New Clinical Consensus Statement Designed to Address Gout Treatment
Nonsteroidal anti-inflammatory drugs should be used as the first line treatment for acute gout.
Dietary modification, medication adherence, and follow-up care with a health care providers are opportunities to educate patients with gout, according to a joint clinical consensus statement issued recently by The American College of Foot and Ankle Surgeons ACFAS and the American Association of Nurse Practitioners.
Published in the November/December issues of The Journal of Foot & Ankle Surgery and The Journal for Nurse Practitioners, the statement is intended to serve as a discussion guide for the risk factors, diagnosis, treatment and prevention of the disease.
Among the papers significant agreements are:
- Nonsteroidal anti-inflammatory drugs should be used as the first line treatment for acute gout.
- Long-term medications, such as allopurinol, are necessary in the treatment of recurrent gout.
- Age, diet and alcohol consumption are risk factors for gout.
- Joint aspiration and microscopy are the gold standards for making the diagnosis of gout.
- Multidisciplinary referral provides optimal care in cases of recalcitrant gout.

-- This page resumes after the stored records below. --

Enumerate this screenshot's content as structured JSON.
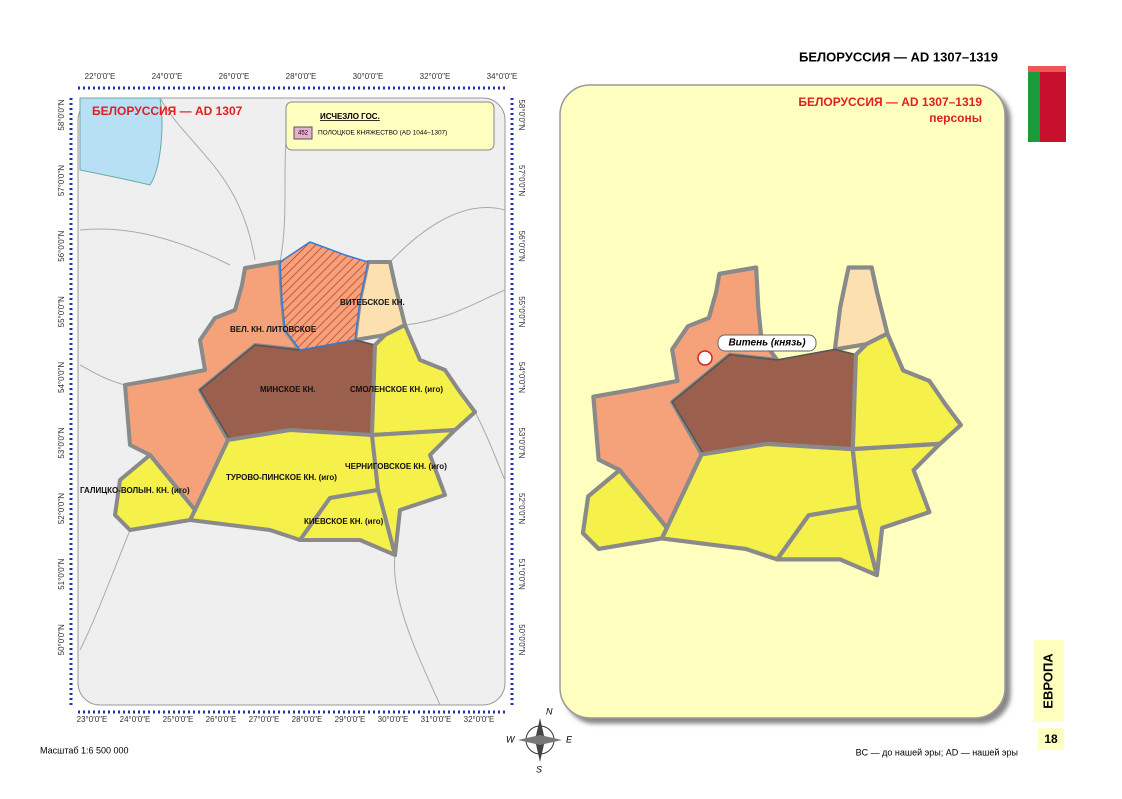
{
  "header": {
    "title": "БЕЛОРУССИЯ — AD 1307–1319"
  },
  "left_map": {
    "title": "БЕЛОРУССИЯ — AD 1307",
    "legend": {
      "heading": "ИСЧЕЗЛО ГОС.",
      "code": "452",
      "label": "ПОЛОЦКОЕ КНЯЖЕСТВО (AD 1044–1307)"
    },
    "top_longitudes": [
      "22°0'0\"E",
      "24°0'0\"E",
      "26°0'0\"E",
      "28°0'0\"E",
      "30°0'0\"E",
      "32°0'0\"E",
      "34°0'0\"E"
    ],
    "bottom_longitudes": [
      "23°0'0\"E",
      "24°0'0\"E",
      "25°0'0\"E",
      "26°0'0\"E",
      "27°0'0\"E",
      "28°0'0\"E",
      "29°0'0\"E",
      "30°0'0\"E",
      "31°0'0\"E",
      "32°0'0\"E"
    ],
    "left_latitudes": [
      "58°0'0\"N",
      "57°0'0\"N",
      "56°0'0\"N",
      "55°0'0\"N",
      "54°0'0\"N",
      "53°0'0\"N",
      "52°0'0\"N",
      "51°0'0\"N",
      "50°0'0\"N"
    ],
    "right_latitudes": [
      "58°0'0\"N",
      "57°0'0\"N",
      "56°0'0\"N",
      "55°0'0\"N",
      "54°0'0\"N",
      "53°0'0\"N",
      "52°0'0\"N",
      "51°0'0\"N",
      "50°0'0\"N"
    ],
    "regions": [
      "ВЕЛ. КН. ЛИТОВСКОЕ",
      "ВИТЕБСКОЕ КН.",
      "МИНСКОЕ КН.",
      "СМОЛЕНСКОЕ КН. (иго)",
      "ТУРОВО-ПИНСКОЕ КН. (иго)",
      "ЧЕРНИГОВСКОЕ КН. (иго)",
      "ГАЛИЦКО-ВОЛЫН. КН. (иго)",
      "КИЕВСКОЕ КН. (иго)"
    ],
    "scale": "Масштаб 1:6 500 000"
  },
  "right_map": {
    "title": "БЕЛОРУССИЯ — AD 1307–1319",
    "subtitle": "персоны",
    "person": "Витень (князь)"
  },
  "compass": {
    "north": "N",
    "west": "W",
    "east": "E",
    "south": "S"
  },
  "footer": {
    "note": "BC — до нашей эры; AD — нашей эры",
    "page_number": "18",
    "section": "ЕВРОПА"
  }
}
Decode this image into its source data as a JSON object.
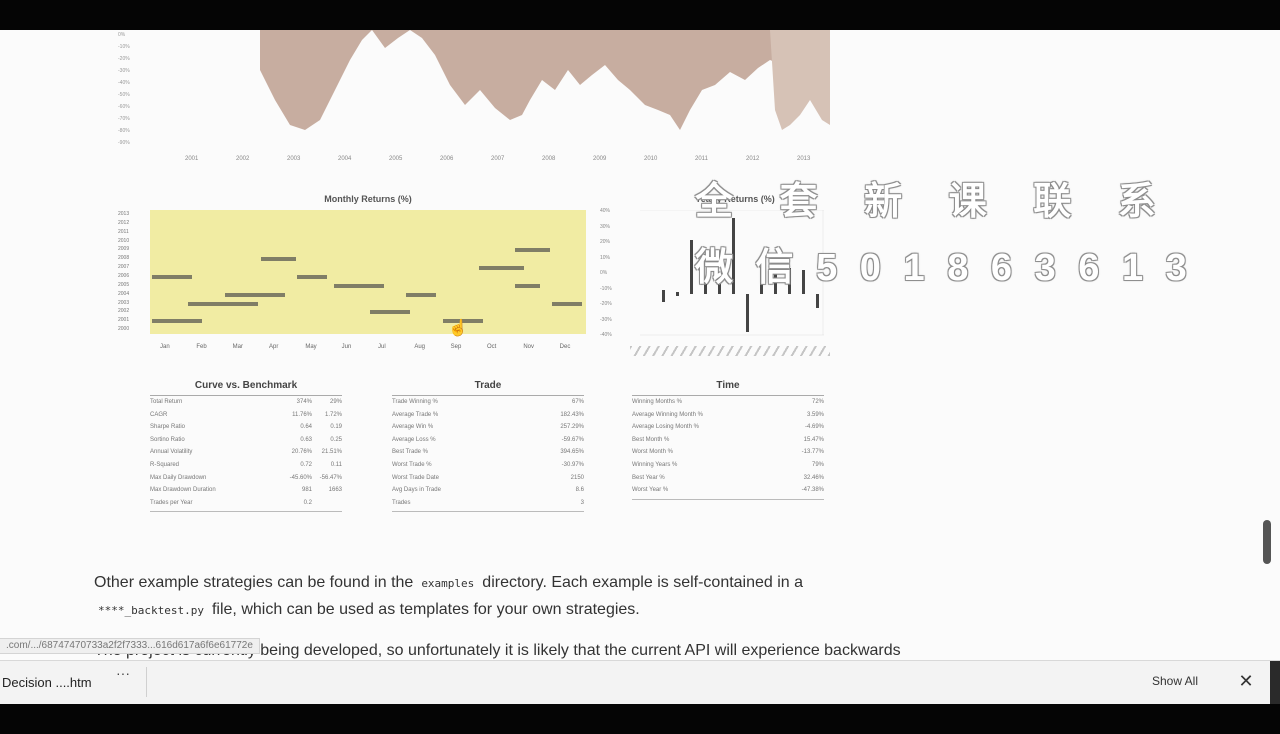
{
  "equity_chart": {
    "years": [
      "2001",
      "2002",
      "2003",
      "2004",
      "2005",
      "2006",
      "2007",
      "2008",
      "2009",
      "2010",
      "2011",
      "2012",
      "2013"
    ],
    "y_labels": [
      "0%",
      "-10%",
      "-20%",
      "-30%",
      "-40%",
      "-50%",
      "-60%",
      "-70%",
      "-80%",
      "-90%"
    ]
  },
  "monthly_returns": {
    "title": "Monthly Returns (%)",
    "months": [
      "Jan",
      "Feb",
      "Mar",
      "Apr",
      "May",
      "Jun",
      "Jul",
      "Aug",
      "Sep",
      "Oct",
      "Nov",
      "Dec"
    ],
    "years": [
      "2013",
      "2012",
      "2011",
      "2010",
      "2009",
      "2008",
      "2007",
      "2006",
      "2005",
      "2004",
      "2003",
      "2002",
      "2001",
      "2000"
    ]
  },
  "yearly_returns": {
    "title": "Yearly Returns (%)",
    "y_labels": [
      "40%",
      "30%",
      "20%",
      "10%",
      "0%",
      "-10%",
      "-20%",
      "-30%",
      "-40%"
    ]
  },
  "curve_vs_benchmark": {
    "title": "Curve vs. Benchmark",
    "rows": [
      {
        "label": "Total Return",
        "v1": "374%",
        "v2": "29%"
      },
      {
        "label": "CAGR",
        "v1": "11.76%",
        "v2": "1.72%"
      },
      {
        "label": "Sharpe Ratio",
        "v1": "0.64",
        "v2": "0.19"
      },
      {
        "label": "Sortino Ratio",
        "v1": "0.63",
        "v2": "0.25"
      },
      {
        "label": "Annual Volatility",
        "v1": "20.76%",
        "v2": "21.51%"
      },
      {
        "label": "R-Squared",
        "v1": "0.72",
        "v2": "0.11"
      },
      {
        "label": "Max Daily Drawdown",
        "v1": "-45.60%",
        "v2": "-56.47%"
      },
      {
        "label": "Max Drawdown Duration",
        "v1": "981",
        "v2": "1663"
      },
      {
        "label": "Trades per Year",
        "v1": "0.2",
        "v2": ""
      }
    ]
  },
  "trade": {
    "title": "Trade",
    "rows": [
      {
        "label": "Trade Winning %",
        "v1": "67%"
      },
      {
        "label": "Average Trade %",
        "v1": "182.43%"
      },
      {
        "label": "Average Win %",
        "v1": "257.29%"
      },
      {
        "label": "Average Loss %",
        "v1": "-59.67%"
      },
      {
        "label": "Best Trade %",
        "v1": "394.65%"
      },
      {
        "label": "Worst Trade %",
        "v1": "-30.97%"
      },
      {
        "label": "Worst Trade Date",
        "v1": "2150"
      },
      {
        "label": "Avg Days in Trade",
        "v1": "8.6"
      },
      {
        "label": "Trades",
        "v1": "3"
      }
    ]
  },
  "time": {
    "title": "Time",
    "rows": [
      {
        "label": "Winning Months %",
        "v1": "72%"
      },
      {
        "label": "Average Winning Month %",
        "v1": "3.59%"
      },
      {
        "label": "Average Losing Month %",
        "v1": "-4.69%"
      },
      {
        "label": "Best Month %",
        "v1": "15.47%"
      },
      {
        "label": "Worst Month %",
        "v1": "-13.77%"
      },
      {
        "label": "Winning Years %",
        "v1": "79%"
      },
      {
        "label": "Best Year %",
        "v1": "32.46%"
      },
      {
        "label": "Worst Year %",
        "v1": "-47.38%"
      }
    ]
  },
  "watermark": {
    "line1": "全 套 新 课 联 系",
    "line2": "微 信 5 0 1 8 6 3 6 1 3"
  },
  "paragraph": {
    "t1": "Other example strategies can be found in the",
    "code1": "examples",
    "t2": "directory. Each example is self-contained in a",
    "code2": "****_backtest.py",
    "t3": "file, which can be used as templates for your own strategies."
  },
  "paragraph2": "The project is currently being developed, so unfortunately it is likely that the current API will experience backwards",
  "status_url": ".com/.../68747470733a2f2f7333...616d617a6f6e61772e",
  "download_shelf": {
    "filename": "Decision ....htm",
    "more": "···",
    "show_all": "Show All",
    "close": "✕"
  }
}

Gout is a condition that commonly affects the foot and ankle, and practitioners who treat these structures should be aware of the methods used to diagnose and treat this form of arthritis, according to a press release about the statement.
"In working with an interprofessional team, we have been able to create a thorough consensus statement for the management of patients with gout," co-chair Michael Zychowicz, DNP, ANP, FAAN, FAANP, Professor and Director of the MSN Program & Lead Faculty in Orthopedic NP Specialty at Duke University School of Nursing in Durham, NC explained in the press release. "This document will serve as a valuable clinical guide for the interprofessional management of gout arthritis."
Mirmiran R, Bush T, Cerra MM, et al. Joint Clinical Consensus Statement of the American College of Foot and Ankle Surgeons® and the American Association of Nurse Practitioners®: Etiology, Diagnosis, and Treatment Consensus for Gouty Arthritis of the Foot and Ankle. J Foot Ankle Surg. 2018;57(6):1207—1217.